FPKS: BBM Naik, Biaya Transportasi dan Logistik Makin Meroket

JAKARTA — Anggota Komisi V DPR RI dari Fraksi PKS, Suryadi Jaya Purnama menanggapi pemerintah yang telah memberikan tanda akan menaikkan harga Bahan Bakar Minyak (BBM) dengan menyiapkan beberapa skemanya karena dianggap membebani APBN.

Presiden Joko Widodo sendiri, kata Suryadi, menjelaskan bahwa pemerintah harus memutuskan kenaikan harga BBM secara hati-hati, termasuk menghitung dampak dari kebijakan tersebut.

“Saat ini pemerintah menganggarkan subsidi dan kompensasi energi sebesar Rp502,4 triliun dan butuh tambahan sekitar Rp198 triliun untuk mencapai Rp700 triiliun bila akan menahan harga BBM subsidi, meskipun pemerintah menyebutkan belum jelas sumber anggarannya dari mana,” ujarnya di Jakarta, Kamis (25/8/2022).

Apabila beban APBN menjadi alasan kenaikan harga BBM tersebut, tegas Suryadi, maka FPKS meminta agar pemerintah menghemat terlebih dahulu pengeluaran yang tidak menjadi prioritas.

“Misalkan pagu pembangunan infrastruktur IKN dari APBN yang akan menghabiskan Rp5,10 triliun pada TA 2022 dan Rp20,76 triliun pada TA 2023,” ungkap pria yang akrab disapa SJP ini.

Padahal, tambah SJP, jika pemerintah dapat menggandeng swasta sesuai janjinya maka pagu IKN dari APBN tidak perlu sebesar itu sehingga tidak menambah lagi beban APBN.

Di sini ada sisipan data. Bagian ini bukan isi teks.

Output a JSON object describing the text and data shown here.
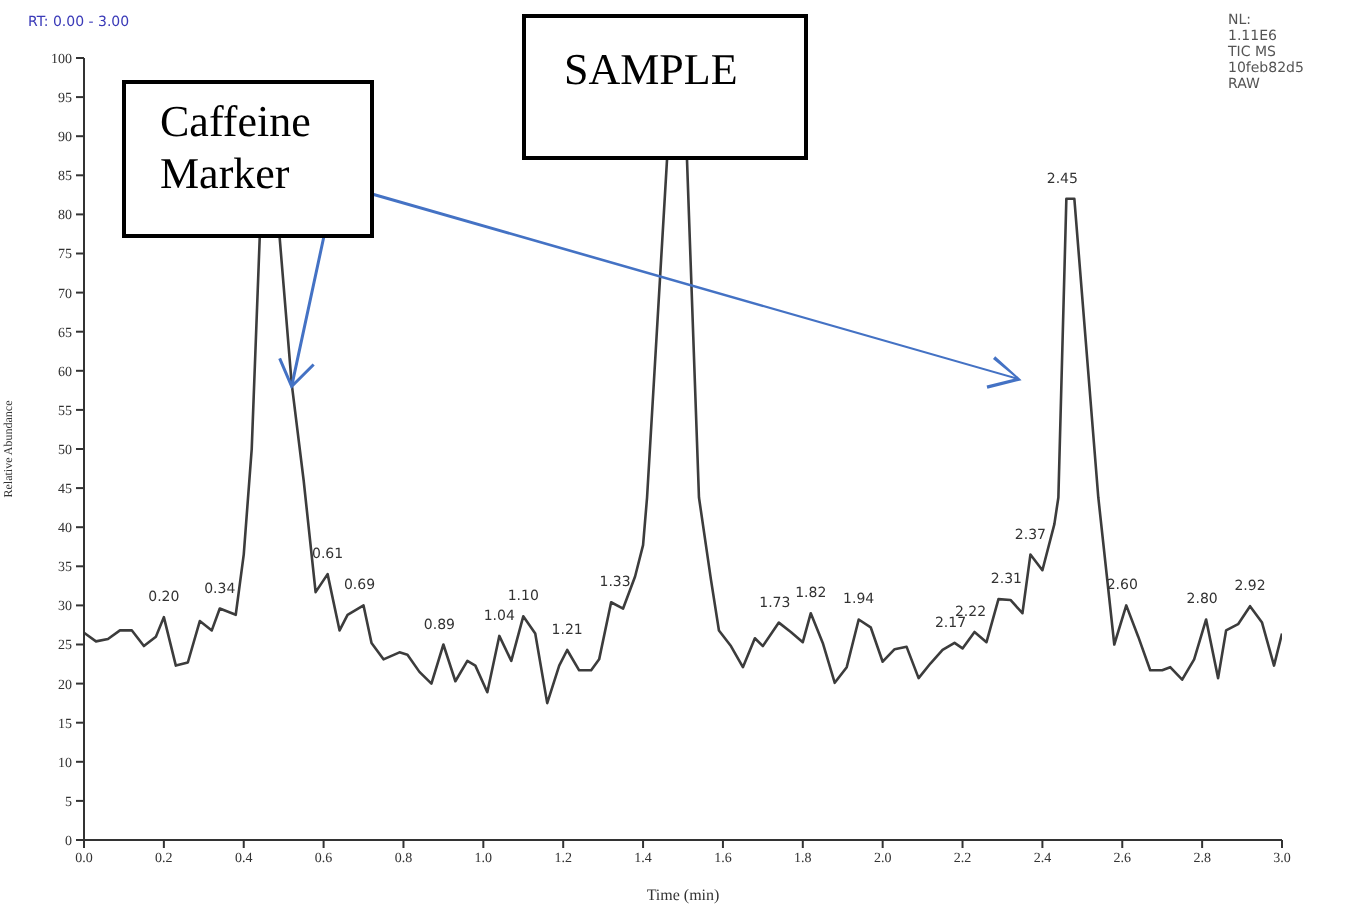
{
  "chart_data": {
    "type": "line",
    "xlabel": "Time (min)",
    "ylabel": "Relative Abundance",
    "x": [
      0.0,
      0.03,
      0.06,
      0.09,
      0.12,
      0.15,
      0.18,
      0.2,
      0.23,
      0.26,
      0.29,
      0.32,
      0.34,
      0.38,
      0.4,
      0.42,
      0.44,
      0.47,
      0.49,
      0.52,
      0.55,
      0.58,
      0.61,
      0.64,
      0.66,
      0.7,
      0.72,
      0.75,
      0.79,
      0.81,
      0.84,
      0.87,
      0.9,
      0.93,
      0.96,
      0.98,
      1.01,
      1.04,
      1.07,
      1.1,
      1.13,
      1.16,
      1.19,
      1.21,
      1.24,
      1.27,
      1.29,
      1.32,
      1.35,
      1.38,
      1.4,
      1.41,
      1.46,
      1.49,
      1.51,
      1.54,
      1.57,
      1.59,
      1.62,
      1.65,
      1.68,
      1.7,
      1.74,
      1.77,
      1.8,
      1.82,
      1.85,
      1.88,
      1.91,
      1.94,
      1.97,
      2.0,
      2.03,
      2.06,
      2.09,
      2.12,
      2.15,
      2.18,
      2.2,
      2.23,
      2.26,
      2.29,
      2.32,
      2.35,
      2.37,
      2.4,
      2.43,
      2.44,
      2.46,
      2.48,
      2.54,
      2.58,
      2.61,
      2.64,
      2.67,
      2.7,
      2.72,
      2.75,
      2.78,
      2.81,
      2.84,
      2.86,
      2.89,
      2.92,
      2.95,
      2.98,
      3.0
    ],
    "series": [
      {
        "color": "#3c3c3c",
        "values": [
          26.5,
          25.4,
          25.7,
          26.8,
          26.8,
          24.8,
          26,
          28.5,
          22.3,
          22.7,
          28,
          26.8,
          29.6,
          28.8,
          36.5,
          50,
          77,
          null,
          77,
          58.4,
          46,
          31.7,
          34,
          26.8,
          28.8,
          30,
          25.2,
          23.1,
          24,
          23.7,
          21.5,
          20,
          25,
          20.3,
          22.9,
          22.3,
          18.9,
          26.1,
          22.9,
          28.6,
          26.4,
          17.5,
          22.3,
          24.3,
          21.7,
          21.7,
          23.1,
          30.4,
          29.6,
          33.7,
          37.7,
          43.8,
          87,
          null,
          87,
          43.8,
          33.3,
          26.8,
          24.8,
          22.1,
          25.8,
          24.8,
          27.8,
          26.6,
          25.3,
          29,
          25.2,
          20.1,
          22.1,
          28.2,
          27.2,
          22.8,
          24.4,
          24.7,
          20.7,
          22.6,
          24.3,
          25.2,
          24.5,
          26.6,
          25.3,
          30.8,
          30.7,
          29,
          36.5,
          34.5,
          40.4,
          43.8,
          82,
          82,
          43.8,
          25,
          30,
          26,
          21.7,
          21.7,
          22.1,
          20.5,
          23.1,
          28.2,
          20.7,
          26.8,
          27.6,
          29.9,
          27.8,
          22.3,
          26.4
        ]
      }
    ],
    "xlim": [
      0,
      3.0
    ],
    "xticks": [
      {
        "value": 0,
        "label": "0.0"
      },
      0.2,
      0.4,
      0.6,
      0.8,
      {
        "value": 1,
        "label": "1.0"
      },
      1.2,
      1.4,
      1.6,
      1.8,
      {
        "value": 2,
        "label": "2.0"
      },
      2.2,
      2.4,
      2.6,
      2.8,
      {
        "value": 3,
        "label": "3.0"
      }
    ],
    "ylim": [
      0,
      100
    ],
    "yticks": [
      0,
      5,
      10,
      15,
      20,
      25,
      30,
      35,
      40,
      45,
      50,
      55,
      60,
      65,
      70,
      75,
      80,
      85,
      90,
      95,
      100
    ],
    "grid": false,
    "legend": false,
    "marker": "none",
    "line_style": "solid",
    "annotations": [
      "RT: 0.00 - 3.00",
      "NL:\n1.11E6\nTIC MS\n10feb82d5\nRAW",
      {
        "text": "Caffeine\nMarker",
        "x": 0.52,
        "y": 58
      },
      "SAMPLE",
      {
        "text": "0.20",
        "x": 0.2,
        "y": 28.5
      },
      {
        "text": "0.34",
        "x": 0.34,
        "y": 29.6
      },
      {
        "text": "0.61",
        "x": 0.61,
        "y": 34
      },
      {
        "text": "0.69",
        "x": 0.69,
        "y": 30
      },
      {
        "text": "0.89",
        "x": 0.89,
        "y": 25
      },
      {
        "text": "1.04",
        "x": 1.04,
        "y": 26.1
      },
      {
        "text": "1.10",
        "x": 1.1,
        "y": 28.6
      },
      {
        "text": "1.21",
        "x": 1.21,
        "y": 24.3
      },
      {
        "text": "1.33",
        "x": 1.33,
        "y": 30.4
      },
      {
        "text": "1.73",
        "x": 1.73,
        "y": 27.8
      },
      {
        "text": "1.82",
        "x": 1.82,
        "y": 29
      },
      {
        "text": "1.94",
        "x": 1.94,
        "y": 28.2
      },
      {
        "text": "2.17",
        "x": 2.17,
        "y": 25.2
      },
      {
        "text": "2.22",
        "x": 2.22,
        "y": 26.6
      },
      {
        "text": "2.31",
        "x": 2.31,
        "y": 30.8
      },
      {
        "text": "2.37",
        "x": 2.37,
        "y": 36.5
      },
      {
        "text": "2.45",
        "x": 2.45,
        "y": 82
      },
      {
        "text": "2.60",
        "x": 2.6,
        "y": 30
      },
      {
        "text": "2.80",
        "x": 2.8,
        "y": 28.2
      },
      {
        "text": "2.92",
        "x": 2.92,
        "y": 29.9
      }
    ]
  }
}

“Yang jelas, kenaikan harga BBM akan sangat berdampak pada sektor transportasi. Sebagai contoh transportasi udara yang sudah kena dampak terlebih dahulu dari kenaikan harga avtur sehingga mengakibatkan naiknya harga tiket pesawat,” tegas SJP.

Pada transportasi darat, imbuh SJP, naiknya harga BBM akan berimbas pada meroketnya tarif angkutan umum sehingga memukul mundur pemulihannya.

Berdasarkan data Badan Pusat Statistik (BPS), sektor transportasi telah berhasil tumbuh 21,27 persen pada triwulan II-2022 jika dibandingkan periode yang sama tahun lalu (year-on-year/yoy).

“Pada sektor logistik, komponen harga BBM mencakup 29%-32% dari total biaya operasional truk, sehingga setiap kenaikan harga bahan bakar sebesar Rp1.000 akan menaikkan biaya operasional 4%. Artinya, ongkos kirim juga bakal meroket,” ungkapnya

“FPKS menyatakan menolak wacana kenaikan harga BBM tersebut karena berdampak sangat berat pada perekonomian masyarakat. Diperkirakan sumbangan inflasi kenaikan BBM subsidi dapat mencapai 1,97 persen. Padahal, inflasi pada Juli 2022 sudah mencapai 5,2 persen sehingga total inflasi akan mencapai 7,17 persen,” jelas Anggota DPR RI dari Dapil NTB 1 ini.

Hal ini, lanjut SJP, akan makin memperburuk daya beli dan konsumsi masyarakat sehingga akan menurunkan pertumbuhan ekonomi yang sudah susah payah dicapai sebesar 5,4 persen.

“Kemungkinan inflasi akan bertambah lagi juga karena adanya rencana pemerintah menaikan tarif ojek daring atau ojol hingga 30% pada akhir bulan Agustus ini. Padahal Pemerintah selama 3 tahun ini telah menerapkan kebijakan pelebaran defisit demi pemulihan ekonomi dampak dari pandemi Covid-19,” tandasnya.

Oleh karena itu, kata SJP, FPKS menyarankan agar pilihan pemerintah pada pembatasan saja, tidak harus dengan menaikkan harga.

“Subsidi BBM dibatasi hanya kepada transportasi publik, kendaraan logistik, mobil berkapasitas mesin 1.000 cc dan sepeda motor di bawah 150 cc,” tutup SJP.